I want to find volume the region in $\mathbb{R}^3$ defined by $z^2 \ge x^2 + y^2$, $x^2 +y^2 +z^2 \le 1$ and $z \ge 0.$
I set it up as $\displaystyle \int_{-\frac{1}{\sqrt{2}}}^{\frac{1}{\sqrt{2}}}\int_{-\sqrt{\frac{1}{2} - x^2}}^{\sqrt{\frac{1}{2} - x^2}}\int_0^{\frac{1}{\sqrt{2}}} \, dz \, dy \, dx$ - how come that's not the concerned volume?
The specified limits of integration are incorrect because $z$ does not depend on $x$ or $y$, whereas the actual region of integration does clearly depend on the value of $x$ and $y$. For example, when $x = 1/2$ and $y = 0$, the given inequalities become $z \ge 1/2$ and $z \le \sqrt{3}/2$, hence the interval of integration for $z$ is $[1/2, \sqrt{3}/2]$. But when $x = y = 0$, the interval of integration for $z$ is obviously $z \in [0, 1]$.
To understand what is going on, it helps to sketch the regions corresponding to each condition.
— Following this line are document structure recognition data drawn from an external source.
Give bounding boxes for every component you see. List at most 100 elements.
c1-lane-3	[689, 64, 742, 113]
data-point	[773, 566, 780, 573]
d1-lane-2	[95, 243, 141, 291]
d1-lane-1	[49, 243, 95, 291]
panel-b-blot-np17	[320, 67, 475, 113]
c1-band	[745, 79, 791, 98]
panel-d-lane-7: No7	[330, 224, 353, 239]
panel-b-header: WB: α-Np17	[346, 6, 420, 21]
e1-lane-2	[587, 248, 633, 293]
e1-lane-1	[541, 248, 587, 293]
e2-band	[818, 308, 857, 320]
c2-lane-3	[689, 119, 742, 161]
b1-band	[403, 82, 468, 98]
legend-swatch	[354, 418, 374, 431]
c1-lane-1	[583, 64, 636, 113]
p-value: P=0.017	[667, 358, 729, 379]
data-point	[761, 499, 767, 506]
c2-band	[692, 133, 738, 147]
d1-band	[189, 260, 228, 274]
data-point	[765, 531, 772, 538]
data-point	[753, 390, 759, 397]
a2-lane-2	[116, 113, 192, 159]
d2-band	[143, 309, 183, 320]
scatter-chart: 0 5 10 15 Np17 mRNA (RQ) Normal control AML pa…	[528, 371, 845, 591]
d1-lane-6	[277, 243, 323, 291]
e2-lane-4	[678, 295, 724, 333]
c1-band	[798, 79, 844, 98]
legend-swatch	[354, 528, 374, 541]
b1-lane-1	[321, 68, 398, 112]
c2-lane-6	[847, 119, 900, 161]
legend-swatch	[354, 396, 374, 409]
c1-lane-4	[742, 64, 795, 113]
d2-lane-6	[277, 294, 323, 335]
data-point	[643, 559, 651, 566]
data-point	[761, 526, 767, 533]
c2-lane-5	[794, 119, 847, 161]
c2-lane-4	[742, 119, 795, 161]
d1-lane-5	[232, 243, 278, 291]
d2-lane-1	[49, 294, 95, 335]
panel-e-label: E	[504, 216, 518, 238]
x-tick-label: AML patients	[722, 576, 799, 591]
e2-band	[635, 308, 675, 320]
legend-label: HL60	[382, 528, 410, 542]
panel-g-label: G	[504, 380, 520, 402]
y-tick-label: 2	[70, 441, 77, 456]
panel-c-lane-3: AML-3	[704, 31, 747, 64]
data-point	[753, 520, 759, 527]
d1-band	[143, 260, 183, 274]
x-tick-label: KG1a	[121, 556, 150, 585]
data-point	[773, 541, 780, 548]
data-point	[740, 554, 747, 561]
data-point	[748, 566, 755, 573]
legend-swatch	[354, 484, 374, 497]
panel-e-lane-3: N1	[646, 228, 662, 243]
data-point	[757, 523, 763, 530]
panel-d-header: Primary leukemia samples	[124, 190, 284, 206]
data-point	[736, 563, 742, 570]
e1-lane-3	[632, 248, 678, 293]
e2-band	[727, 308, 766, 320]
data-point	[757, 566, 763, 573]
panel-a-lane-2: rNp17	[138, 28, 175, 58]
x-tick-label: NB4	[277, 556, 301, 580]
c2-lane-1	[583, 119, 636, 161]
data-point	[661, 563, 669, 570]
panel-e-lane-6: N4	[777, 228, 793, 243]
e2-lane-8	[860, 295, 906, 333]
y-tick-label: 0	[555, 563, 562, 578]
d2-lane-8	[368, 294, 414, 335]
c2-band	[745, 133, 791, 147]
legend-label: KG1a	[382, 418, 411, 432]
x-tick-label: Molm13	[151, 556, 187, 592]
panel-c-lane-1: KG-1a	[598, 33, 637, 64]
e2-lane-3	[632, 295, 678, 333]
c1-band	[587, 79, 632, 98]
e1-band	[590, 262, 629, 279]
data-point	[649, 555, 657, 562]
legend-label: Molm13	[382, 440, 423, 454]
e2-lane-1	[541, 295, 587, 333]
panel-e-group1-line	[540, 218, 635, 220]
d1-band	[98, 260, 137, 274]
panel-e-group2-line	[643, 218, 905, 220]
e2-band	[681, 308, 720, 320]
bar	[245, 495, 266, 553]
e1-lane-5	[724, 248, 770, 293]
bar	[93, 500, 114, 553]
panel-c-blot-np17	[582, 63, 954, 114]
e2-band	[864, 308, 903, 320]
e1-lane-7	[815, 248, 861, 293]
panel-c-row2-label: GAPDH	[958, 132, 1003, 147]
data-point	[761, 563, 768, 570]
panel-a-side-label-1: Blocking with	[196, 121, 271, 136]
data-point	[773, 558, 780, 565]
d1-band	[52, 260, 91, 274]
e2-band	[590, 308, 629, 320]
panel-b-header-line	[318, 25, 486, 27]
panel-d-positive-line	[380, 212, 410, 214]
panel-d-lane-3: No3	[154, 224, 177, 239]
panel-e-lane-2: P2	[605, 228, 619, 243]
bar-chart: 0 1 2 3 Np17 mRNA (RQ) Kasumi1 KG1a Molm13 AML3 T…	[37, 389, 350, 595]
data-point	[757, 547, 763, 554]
In this particular case, we can observe that each of the inequalities is invariant under rotation about the $z$-axis; that is to say, the cylindrical transformation $$x = r \cos \theta, \quad y = r \sin \theta$$ transforms the first inequality to $z^2 \ge r^2$, the second to $z^2 \le 1 - r^2$, and the third remains the same: $z \ge 0$. This further simplifies to $$r \le z \le \sqrt{1-r^2}, \quad 0 \le r \le 1.$$ Now we can sketch the cross-sectional region corresponding to these inequalities in the $rz$-plane, and see that this is a sector of a unit circle with angle $\pi/4$, and that the desired volume is a solid of revolution about one of the radii of this sector.
There are many ways to characterize this volume: for example, $$V = \int_{r=0}^{1/\sqrt{2}} 2\pi r (\sqrt{1-r^2} - r) \, dr$$ is the expression obtained by the method of cylindrical shells. $$V = \int_{z=0}^{1/\sqrt{2}} \pi z^2 \, dz + \int_{z=1/\sqrt{2}}^1 \pi (1-z^2) \, dz$$ is the expression obtained by the method of disks perpendicular to the $z$-axis. $$V = \int_{\theta=0}^{2\pi} \int_{r=0}^{1/\sqrt{2}} (\sqrt{1-r^2} - r) r \, dr \, d\theta$$ is the expression obtained by cylindrical coordinates (and is essentially equivalent to the cylindrical shell method). $$V = \int_{\theta=0}^{2\pi} \int_{\phi=0}^{\pi/4} \int_{r=0}^1 r^2 \sin \phi \, dr \, d\phi \, d\theta$$ is the expression obtained using spherical coordinates. The Cartesian expression is far too complicated to be worth writing down.